An unnoticed network of channels is cutting across the coastal plain landscape along the Gulf Coast and influencing how water flows, according to research from The University of Texas at Austin that could help predict flooding from major storms in the future.
The coastal plains are relatively flat, which has kept most research on flood risk and water flow focused on large rivers in the region. But the new research led by scientists with UT Austin and the Water Institute of the Gulf revealed that although the surface elevation is steady, the landscape is covered in narrow but deep channels that play an important role in moving water.
“Typically, flood risk has been characterized in Texas and Louisiana based on how close you are to a river,” said the study’s lead author, John Swartz, who started the research as a doctoral student at the UT Jackson School of Geosciences and is now a research scientist at the Water Institute of the Gulf. “But we see through things like Hurricane Harvey that what is happening to the broader landscape when there is a lot of water present is really important.”
The research is published in the journal Nature Geoscience.
Scientists said that understanding the specifics of how the channels move water – especially during floods – in different areas will require more research, and ultimately the findings will need to be incorporated in national and regional flood models.
Channels on their own are not an uncommon sight along the coastal plain. However, researchers were able to show the full extent of the branching networks they form by creating a high-resolution elevation map spanning the Gulf Coast from Texas to Mississippi.
The data for the map came from state and federal agencies – including the Texas General Land Office Natural Resources Information Service, the U.S. Geological Survey and the Federal Emergency Management Agency – which collected the information over the years for local and regional use.
As it became public, Swartz and his collaborators used the chance to piece it together and get the most comprehensive and detailed look yet at coastal plain topography.
The map captured every 3 meters of the coastal plain and measured elevation changes within a few centimeters. At this scale, a complex array of channel networks emerged.
The channel networks covered more than 12,000 square miles, or about one-third of the study region, and were separated into more than 40 distinct drainage basins. The depth of these basins can be as large as 22-32 feet, which is comparable to the depths of the larger rivers in the area.
“The surface is far from flat,” said co-author David Mohrig, a professor at the Jackson School. “And how the topography is distributed has significant consequences for how extreme precipitation is routed across the landscape.”
The study has already led to important geological insights about how these channel networks form and evolve.

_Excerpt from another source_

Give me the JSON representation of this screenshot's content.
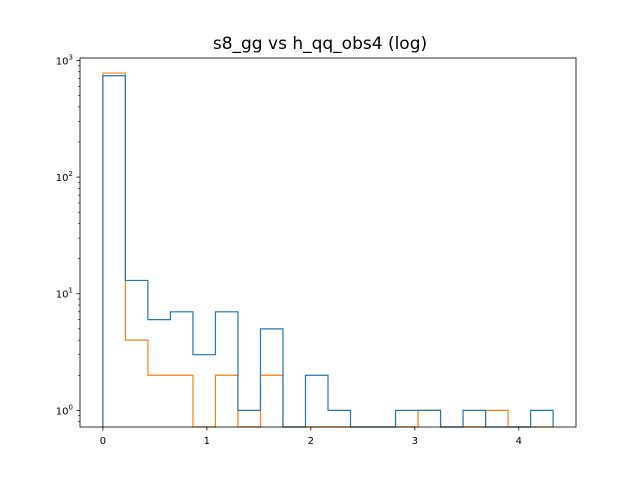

For example, in most geological settings drainage basins are formed by erosion hollowing out a landscape over millions of years. But in the case of the coastal plain networks, the basins are built up at their edges by accumulated sediment, which was deposited on the landscape by the region’s rivers when they followed different paths hundreds to thousands of years ago. As the rivers’ paths change in the future, the sediments they leave behind will likely define the edges to new drainage basins – and a reshaping of the drainage channels and coastal plain landscape.
According to Douglas Edmonds, an associate professor at Indiana University Bloomington who was not part of the study, these findings indicate that the coastal plain is a much more dynamic landscape than many geoscientists thought.
“It’s really thought provoking,” he said. “I think it challenges a lot of our models for how we think water sculpts the land surface and how it organizes into drainage basins.”
Mohrig said that this study exemplifies a growing research stream at the Jackson School called “environmental sedimentology,” which focuses on how the dispersal and buildup of sediments over time affects human communities and larger ecosystems.
The study’s other co-authors include scientists from UT Austin and the California Institute of Technology.